Mitigating Deep Reinforcement Learning Backdoors in the Neural Activation Space

This paper investigates the threat of backdoors in Deep Reinforcement Learning (DRL) agent policies and proposes a novel method for their detection at runtime. Our study focuses on elusive in-distribution backdoor triggers. Such triggers are designed to induce a deviation in the behaviour of a backdoored agent while blending into the expected data distribution to evade detection.

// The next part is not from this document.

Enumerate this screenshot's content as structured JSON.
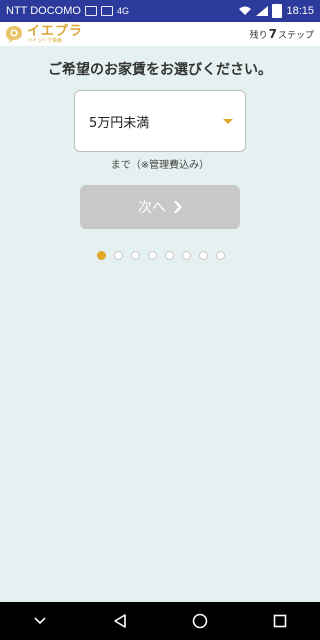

Through experiments conducted in the Atari Breakout environment, we demonstrate the limitations of current sanitisation methods when faced with such triggers and investigate why they present a challenging defence problem. We then evaluate the hypothesis that backdoor triggers might be easier to detect in the neural activation space of the DRL agent's policy network. Our statistical analysis shows that indeed the activation patterns in the agent's policy network are distinct in the presence of a trigger, regardless of how well the trigger is concealed in the environment. Based on this, we propose a new defence approach that uses a classifier trained on clean environment samples and detects abnormal activations. Our results show that even lightweight classifiers can effectively prevent malicious actions with considerable accuracy, indicating the potential of this research direction even against sophisticated adversaries.